Мировоззрение Гете всецело проникнуто тем, что теоретические убеждения индивидуума находятся в безусловной зависимости от его свойств и от направления его бытия. Старое допущение, что человек поступает согласно всему своему бытию, расширяется здесь вплоть до утверждения, что и познание определяется тем же. Обыкновенное научное мнение признает для каждого объекта од-ну-единственную и, можно сказать, идеально предсуществующую истину, которая должна быть найдена единичным духом. То, что он продуцирует из себя, есть, таким образом, лишь душевная энергия, лишь функция, с помощью которой содержание истины осуществляется для сознания. Конечно, и это содержание не вливается в субъект извне, и конечно, оно каким-то образом порождается им же; отношение этого порождения к данности или к простому нахождению истины объясняется теорией знания и метафизикой в самых разнообразных гипотезах. Однако всем им одинаково свойственно утверждать по отношению к каждому объекту некую единую истину и полную независимость ее от каких бы то ни было своеобразий субъектов. А так как единственный по своему существу, спонтанный момент познания, т. е. момент психического, динамического, является только носителем представления истины, но отнюдь не изменяет его как истинное, то и эта спонтанность во всех тех случаях, когда действительно познается истина, столь же не индивидуальна, столь же безотносительна к своеобразию того или иного познающего субъекта, как и само объективное содержание. Поскольку мы познаем истинное, мы все равны и лишь в неограниченных возможностях ошибок проявляется и складывается разнообразие наших индивидуальностей. Для этого типичного понимания сущности познания самый его процесс как жизнь индивидуальной души не существует, раз подлинность и истинность представления определяется лишь содержанием и его объективной качественностью.

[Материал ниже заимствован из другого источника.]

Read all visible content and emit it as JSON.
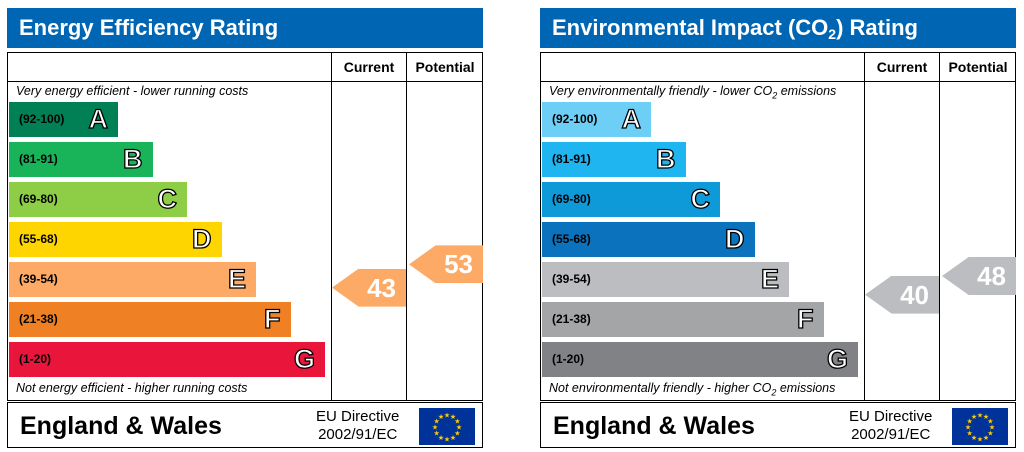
{
  "chart_data": [
    {
      "type": "bar",
      "title": "Energy Efficiency Rating",
      "column_headers": {
        "current": "Current",
        "potential": "Potential"
      },
      "note_top": "Very energy efficient - lower running costs",
      "note_bottom": "Not energy efficient - higher running costs",
      "bands": [
        {
          "range": "(92-100)",
          "letter": "A",
          "color": "#008054",
          "min": 92,
          "max": 100
        },
        {
          "range": "(81-91)",
          "letter": "B",
          "color": "#19b459",
          "min": 81,
          "max": 91
        },
        {
          "range": "(69-80)",
          "letter": "C",
          "color": "#8dce46",
          "min": 69,
          "max": 80
        },
        {
          "range": "(55-68)",
          "letter": "D",
          "color": "#ffd500",
          "min": 55,
          "max": 68
        },
        {
          "range": "(39-54)",
          "letter": "E",
          "color": "#fcaa65",
          "min": 39,
          "max": 54
        },
        {
          "range": "(21-38)",
          "letter": "F",
          "color": "#ef8023",
          "min": 21,
          "max": 38
        },
        {
          "range": "(1-20)",
          "letter": "G",
          "color": "#e9153b",
          "min": 1,
          "max": 20
        }
      ],
      "current": {
        "value": 43,
        "label": "43",
        "color": "#fcaa65"
      },
      "potential": {
        "value": 53,
        "label": "53",
        "color": "#fcaa65"
      },
      "footer": {
        "country": "England & Wales",
        "directive_line1": "EU Directive",
        "directive_line2": "2002/91/EC"
      }
    },
    {
      "type": "bar",
      "title": "Environmental Impact (CO",
      "title_sub": "2",
      "title_end": ") Rating",
      "column_headers": {
        "current": "Current",
        "potential": "Potential"
      },
      "note_top": "Very environmentally friendly - lower CO",
      "note_top_sub": "2",
      "note_top_end": " emissions",
      "note_bottom": "Not environmentally friendly - higher CO",
      "note_bottom_sub": "2",
      "note_bottom_end": " emissions",
      "bands": [
        {
          "range": "(92-100)",
          "letter": "A",
          "color": "#6ecff6",
          "min": 92,
          "max": 100
        },
        {
          "range": "(81-91)",
          "letter": "B",
          "color": "#1fb5f0",
          "min": 81,
          "max": 91
        },
        {
          "range": "(69-80)",
          "letter": "C",
          "color": "#0e9ad8",
          "min": 69,
          "max": 80
        },
        {
          "range": "(55-68)",
          "letter": "D",
          "color": "#0b72bd",
          "min": 55,
          "max": 68
        },
        {
          "range": "(39-54)",
          "letter": "E",
          "color": "#bbbdc0",
          "min": 39,
          "max": 54
        },
        {
          "range": "(21-38)",
          "letter": "F",
          "color": "#a3a5a7",
          "min": 21,
          "max": 38
        },
        {
          "range": "(1-20)",
          "letter": "G",
          "color": "#808285",
          "min": 1,
          "max": 20
        }
      ],
      "current": {
        "value": 40,
        "label": "40",
        "color": "#bbbdc0"
      },
      "potential": {
        "value": 48,
        "label": "48",
        "color": "#bbbdc0"
      },
      "footer": {
        "country": "England & Wales",
        "directive_line1": "EU Directive",
        "directive_line2": "2002/91/EC"
      }
    }
  ]
}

Все противоположное этому принципу, что содержится в понятии познания Гете, потенциально заключено в известной строке: лишь плодотворное — истинно. Истине, исключительно в себе самой сосредоточенной и состоящей из отношений реальных и идеальных содержаний, из которых слагается общепринятый идеал знаний, Гете постоянно противопоставляет в целом ряду изречений, впрочем, без всякой полемики и словно не замечая фундаментального отличия, свое иное понятие истины: истинной для человека является та мысль, которая ему полезна. «Я заметил, — писал он в глубокой старости, — что я считаю за истину ту мысль, которая для меня плодотворна, которая примыкает ко всему моему мышлению и которая двигает меня вперед. А так как не только возможно, но и естественно, что такая мысль не сможет примкнуть к образу мысли другого человека, не может двинуть его вперед, пожалуй, даже задержит его, то он и найдет ее ложной». Единственность истины, ее независимость от индивидуальной представленности не может быть более энергично оспариваема. Существует столько же различных истин, сколько и индивидуально различных возможностей быть продвинутым вперед с помощью мышления. Все это на первый взгляд дает самым грубым формам прагматизма право ссылаться на Гете; что между тем чрезвычайно маловероятно ввиду основного направления его миросозерцания.
Уясним себе сначала, что называет он той «плодотворностью» представления, которая придает ему качество истинности. Современные телеологические учения о познании основываются на том, что правильное представление об окружающем нас мире приводит к целесообразной и полезной деятельности; тем самым всеобщее приспособление органической жизни в целом создает наше правильное представление о вещах. Иногда эти учения превращают синтетическое отношение между истинным и полезным в аналитическое: истинным представлением о вещах мы называем такое представление, руководясь которым мы поступаем целесообразно. В обоих случаях интеллектуальным основанием данного единичного поступка является содержание данного единичного представления.